Pflegealltag zwischen Erschöpfung und Ausstieg
Besonders in der Langzeitpflege scheint sich die Situation zuzuspitzen. Dort dominieren zunehmend standardisierte Abläufe und bürokratische Zwänge – zulasten der individuellen Betreuung. Gleichzeitig würden immer mehr private Anbieter in den Markt drängen, die nur nach maximalem Profit streben, kritisiert die Gewerkschaft Unia. Um eine menschenwürdige Pflege sicherzustellen, dürfe die Finanzierung aber nicht von Gewinnmaximierung bestimmt werden.

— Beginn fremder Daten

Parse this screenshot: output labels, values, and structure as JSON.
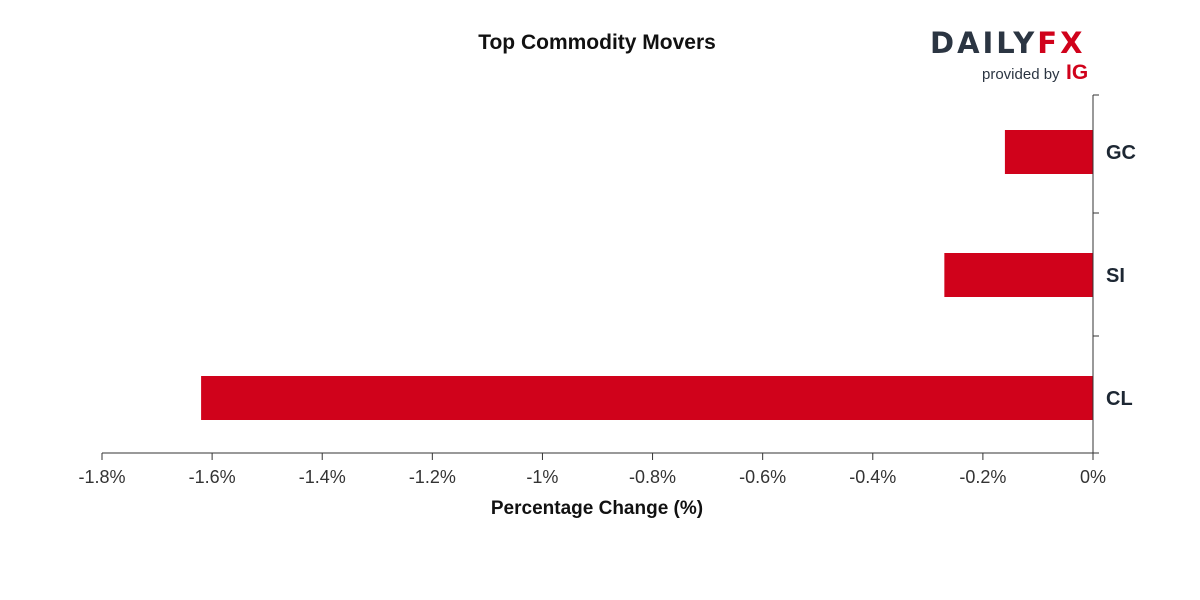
{
  "brand": {
    "wordmark_primary": "DAILY",
    "wordmark_accent": "FX",
    "provided_by": "provided by",
    "ig": "IG"
  },
  "colors": {
    "bar": "#d0021b",
    "axis": "#333333",
    "brand_dark": "#2b3542",
    "brand_red": "#d0021b"
  },
  "chart_data": {
    "type": "bar",
    "orientation": "horizontal",
    "title": "Top Commodity Movers",
    "xlabel": "Percentage Change (%)",
    "ylabel": "",
    "categories": [
      "GC",
      "SI",
      "CL"
    ],
    "values": [
      -0.16,
      -0.27,
      -1.62
    ],
    "xlim": [
      -1.8,
      0
    ],
    "xticks": [
      -1.8,
      -1.6,
      -1.4,
      -1.2,
      -1,
      -0.8,
      -0.6,
      -0.4,
      -0.2,
      0
    ],
    "xtick_labels": [
      "-1.8%",
      "-1.6%",
      "-1.4%",
      "-1.2%",
      "-1%",
      "-0.8%",
      "-0.6%",
      "-0.4%",
      "-0.2%",
      "0%"
    ],
    "grid": false,
    "legend": "none"
  }
}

Die Folgen seien dramatisch, heisst es. Laut Studien steige fast jede zweite Pflegefachperson vorzeitig aus dem Beruf aus. Die Gründe: überlastete Dienste, ungenügende Vereinbarkeit mit dem Privatleben, schlechte Löhne. In der Langzeitpflege wird bis 2030 mit einem Mangel von bis zu 65’000 Fachpersonen gerechnet. Fabio Iseini von Syna warnt: «Pflege ist ein Schlüsselsektor. Wenn er nicht funktioniert, entstehen Folgekosten in Milliardenhöhe.»(phh)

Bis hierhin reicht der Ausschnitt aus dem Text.